In March, Alan P. Oppenheimer of Muskegon, Mich., wrote to the Shoreham Hotel. "Enclosed is a copy of the bill for my stay at the Shoreham on the first night of our honeymoon in 1948. What would it cost me to stay in the same room this year?"

Richard E Abati, managing director of the Shoreham, wrote back: "Although times have changed, we will be happy to have you stay with us at the same $10 rate."

This was no publicity stunt. Abati didn't tell me what he had done.

However, Oppenheimer sent me copies of the correspondence. When I received this letter, I asked the Shoreham Americana, "What is the daily rate for room A-603?" The answer was that most of the year it is $70 a night, but during "peak season" (April, May and June) it's $102.

Alan Oppenheimer, I hope you can get as good a "factory rebate" on your next automobile purchase as you got from a sentimental hotel manager. COUPONS REVISITED

Speaking of factory rebates brings to mind cents-off coupons and some complaints I've been receiving.

When I wrote about coupons recently, I said we'd be better off if coupons were eliminated and prices were reduced in the same amount. Reader reaction was, "You should live so long! When they eliminate the coupons they won't pass the saving along to us."

That, I said naively, would be a ripoff. Now I'm not sure. Mrs. Ray Sanders of Silver Spring complained to me that Giant had eliminated the 30-cent coupon on its $1.93 per gallon milk, but had reduced the price "by only 15 or 20 cents."

That's not what I expect from Giant, a leader among consumer-oriented chains. So I called Isarel Cohen, who is Gaint's president and chairman of the board. "Is she right?" I asked.

"She's right," he said. "When a housewife tells you something about food prices, she usually knows what she's talking about."

"If she's right," I said, "you'll have to explain to me why you didn't lower the price of milk by 30 cents when you took the coupon off."

"Begin at the bottom line, as a businessman must, and work backward," Cohen said. "The basic question for the store is how much will all this milk cost me and how much will I be paid for it? When the coupons were in effect, 70 percent of our customers didn't bother with them, 30 percent used them. That meant we were collecting 4.66 percent less on milk than we would have gotten for it if we hadn't offered any coupons. To compensate for eliminating the coupons, all we had to do was lower the price by 4.66 percent, or about 9 cents a gallon, and we did better than that. Are you with me?"

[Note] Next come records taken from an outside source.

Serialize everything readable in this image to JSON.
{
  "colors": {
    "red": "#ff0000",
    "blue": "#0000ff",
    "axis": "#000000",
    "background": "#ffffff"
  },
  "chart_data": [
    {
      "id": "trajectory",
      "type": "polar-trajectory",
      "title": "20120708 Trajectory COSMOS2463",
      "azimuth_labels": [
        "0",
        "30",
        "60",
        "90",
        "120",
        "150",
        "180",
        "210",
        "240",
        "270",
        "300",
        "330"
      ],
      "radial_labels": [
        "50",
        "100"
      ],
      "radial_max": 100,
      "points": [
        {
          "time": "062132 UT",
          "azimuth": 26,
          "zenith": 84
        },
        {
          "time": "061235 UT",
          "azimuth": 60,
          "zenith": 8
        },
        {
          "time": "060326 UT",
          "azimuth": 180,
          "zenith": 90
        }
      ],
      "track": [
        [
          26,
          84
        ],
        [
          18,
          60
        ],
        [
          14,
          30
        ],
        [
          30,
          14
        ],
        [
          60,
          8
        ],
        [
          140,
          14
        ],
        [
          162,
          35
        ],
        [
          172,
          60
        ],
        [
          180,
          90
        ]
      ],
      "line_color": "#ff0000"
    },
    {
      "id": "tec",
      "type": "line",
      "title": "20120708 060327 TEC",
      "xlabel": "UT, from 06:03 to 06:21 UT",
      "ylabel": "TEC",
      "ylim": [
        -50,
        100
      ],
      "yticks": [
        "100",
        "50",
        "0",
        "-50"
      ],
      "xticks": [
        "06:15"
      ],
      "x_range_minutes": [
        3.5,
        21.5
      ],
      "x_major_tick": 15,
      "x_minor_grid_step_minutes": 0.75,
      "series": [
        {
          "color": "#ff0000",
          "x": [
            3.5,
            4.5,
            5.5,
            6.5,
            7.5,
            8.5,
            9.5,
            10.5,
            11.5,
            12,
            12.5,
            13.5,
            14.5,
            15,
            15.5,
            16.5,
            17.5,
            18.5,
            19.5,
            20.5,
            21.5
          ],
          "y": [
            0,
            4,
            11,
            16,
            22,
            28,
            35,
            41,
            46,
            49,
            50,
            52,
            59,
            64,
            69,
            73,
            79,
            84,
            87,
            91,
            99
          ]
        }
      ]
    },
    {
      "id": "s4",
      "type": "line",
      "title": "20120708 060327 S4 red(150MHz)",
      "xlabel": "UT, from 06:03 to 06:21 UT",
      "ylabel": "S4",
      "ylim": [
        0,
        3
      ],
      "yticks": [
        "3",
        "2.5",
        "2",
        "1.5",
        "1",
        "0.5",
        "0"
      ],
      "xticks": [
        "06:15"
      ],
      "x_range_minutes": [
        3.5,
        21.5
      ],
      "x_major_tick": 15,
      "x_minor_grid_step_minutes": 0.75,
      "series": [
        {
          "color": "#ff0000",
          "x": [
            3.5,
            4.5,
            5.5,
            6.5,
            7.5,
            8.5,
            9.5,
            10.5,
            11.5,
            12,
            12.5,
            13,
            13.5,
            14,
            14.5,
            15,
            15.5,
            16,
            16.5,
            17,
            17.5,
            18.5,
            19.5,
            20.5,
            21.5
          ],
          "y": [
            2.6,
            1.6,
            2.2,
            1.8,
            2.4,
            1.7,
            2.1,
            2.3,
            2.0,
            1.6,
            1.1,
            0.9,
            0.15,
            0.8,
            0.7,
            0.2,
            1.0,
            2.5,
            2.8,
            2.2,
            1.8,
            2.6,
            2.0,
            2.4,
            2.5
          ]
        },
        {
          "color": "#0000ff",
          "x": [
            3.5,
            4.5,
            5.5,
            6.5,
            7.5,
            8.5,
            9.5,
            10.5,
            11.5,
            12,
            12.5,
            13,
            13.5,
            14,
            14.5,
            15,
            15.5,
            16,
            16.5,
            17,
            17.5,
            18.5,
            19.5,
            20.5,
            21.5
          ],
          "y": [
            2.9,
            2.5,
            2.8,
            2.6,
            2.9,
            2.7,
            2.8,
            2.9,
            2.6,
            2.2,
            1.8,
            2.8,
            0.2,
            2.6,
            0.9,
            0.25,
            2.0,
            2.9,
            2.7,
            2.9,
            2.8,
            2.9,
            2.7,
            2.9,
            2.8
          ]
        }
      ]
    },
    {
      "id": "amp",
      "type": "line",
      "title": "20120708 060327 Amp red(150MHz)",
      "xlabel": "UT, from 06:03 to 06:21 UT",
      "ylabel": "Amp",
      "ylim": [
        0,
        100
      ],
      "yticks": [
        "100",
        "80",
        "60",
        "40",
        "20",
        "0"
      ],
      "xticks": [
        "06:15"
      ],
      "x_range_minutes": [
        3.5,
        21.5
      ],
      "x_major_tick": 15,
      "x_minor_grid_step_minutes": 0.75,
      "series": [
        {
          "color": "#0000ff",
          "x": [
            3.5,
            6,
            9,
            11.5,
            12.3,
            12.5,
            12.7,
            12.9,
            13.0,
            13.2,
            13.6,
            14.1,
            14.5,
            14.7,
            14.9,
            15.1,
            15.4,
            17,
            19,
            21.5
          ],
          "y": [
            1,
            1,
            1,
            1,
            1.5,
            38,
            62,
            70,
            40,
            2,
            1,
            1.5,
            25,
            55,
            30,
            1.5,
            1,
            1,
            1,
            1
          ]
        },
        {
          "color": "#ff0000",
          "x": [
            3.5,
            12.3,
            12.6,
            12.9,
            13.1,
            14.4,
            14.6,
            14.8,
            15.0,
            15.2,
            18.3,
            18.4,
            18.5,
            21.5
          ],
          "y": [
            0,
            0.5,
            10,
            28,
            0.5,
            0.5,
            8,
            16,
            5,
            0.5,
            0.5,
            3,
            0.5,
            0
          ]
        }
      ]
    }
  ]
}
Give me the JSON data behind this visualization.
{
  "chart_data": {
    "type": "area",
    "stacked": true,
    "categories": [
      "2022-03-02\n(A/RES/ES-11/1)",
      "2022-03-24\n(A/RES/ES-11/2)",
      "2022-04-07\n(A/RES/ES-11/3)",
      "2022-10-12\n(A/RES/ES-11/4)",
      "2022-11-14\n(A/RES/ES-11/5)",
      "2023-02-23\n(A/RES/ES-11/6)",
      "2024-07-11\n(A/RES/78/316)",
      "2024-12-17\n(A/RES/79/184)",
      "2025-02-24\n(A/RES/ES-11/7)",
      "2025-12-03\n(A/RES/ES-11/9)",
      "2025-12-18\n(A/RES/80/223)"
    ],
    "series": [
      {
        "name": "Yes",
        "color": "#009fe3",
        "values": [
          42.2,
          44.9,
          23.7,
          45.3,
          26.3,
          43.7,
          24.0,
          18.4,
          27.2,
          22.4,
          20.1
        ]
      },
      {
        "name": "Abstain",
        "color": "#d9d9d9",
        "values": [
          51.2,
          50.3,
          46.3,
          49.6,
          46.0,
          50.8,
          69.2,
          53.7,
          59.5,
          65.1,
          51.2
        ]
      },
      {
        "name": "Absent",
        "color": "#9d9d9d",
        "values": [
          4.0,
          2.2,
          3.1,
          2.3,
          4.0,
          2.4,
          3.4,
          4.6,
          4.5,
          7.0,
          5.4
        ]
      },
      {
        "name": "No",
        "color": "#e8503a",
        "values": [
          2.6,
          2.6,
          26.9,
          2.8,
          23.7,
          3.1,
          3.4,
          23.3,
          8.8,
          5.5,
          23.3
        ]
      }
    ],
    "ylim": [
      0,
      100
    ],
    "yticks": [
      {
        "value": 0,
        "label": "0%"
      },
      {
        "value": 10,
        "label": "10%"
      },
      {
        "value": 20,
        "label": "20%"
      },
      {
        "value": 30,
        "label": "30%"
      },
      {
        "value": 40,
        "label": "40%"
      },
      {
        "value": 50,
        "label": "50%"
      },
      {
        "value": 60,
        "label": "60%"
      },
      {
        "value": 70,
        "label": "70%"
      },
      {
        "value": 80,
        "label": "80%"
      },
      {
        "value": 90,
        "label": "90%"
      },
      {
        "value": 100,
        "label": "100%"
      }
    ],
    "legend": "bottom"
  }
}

"No," I said, "you do this stuff faster in your head than I do it with this calculator I'm using. If you sell 70 gallons of milk at $1.93 you get $135.10 for that batch, and if you sell 30 gallons for $1.63 you get $48.90 for that batch, so that gives you a total of $184. If you had sold the entire 100 gallons at $1.93, without coupons, you'd have collected $193. So the coupons diminished your gross by $9, and $9 is how many percent of $193?" I jabbed at the calculator for a few seconds, and then read off the answer: 4.66 percent.

When I collected my wits, I said, "So if you eliminate coupons and charge 9 cents less to everybody , you will collect the same amount for your milk as you did under the coupon system. The only difference will be that nobody will have to fool with coupons?"

"That's right," he said. "In our best year, we made just over 14 cents in net profit on a $10 bag of groceries. If you tipped the boy 15 cents for loading your groceries into your car, he made more on your business than we did. This year, our volume is up -- we'll do about a billion and a half -- but our profit margin is back down to 1 percent, or 10 cents on a $10 sale, because price competiton is so keen. Some stores use milk as a loss leader, some use other things. This week, for example, we're selling sugar at cost. The purpose of these specials is to bring people into the store. To stay in business, a supermarket must maintain its volume at a high level. So this one advertises one special and that one advertises another. The test for the consumer is this: Buy your normal market basket in one store one week and in another store another week. Compare totals on all the things you need, not just the advertised specials -- and then you'll know who is cheapest. You'll be in a better positon to judge what your are paying for a quality, convenience, or other intangibles."

Cohen has been in the supermarket business since 1935. He says, "I've learned that the housewife is alert. She knows price, she knows value. I've also learned that our competitors are sharp. Every day is a new crisis a new challenge to earn the loyalty of customers. The pressure to meet competition is unrelenting -- but I wouldn't switch to any other business for all the money in the world. I love it."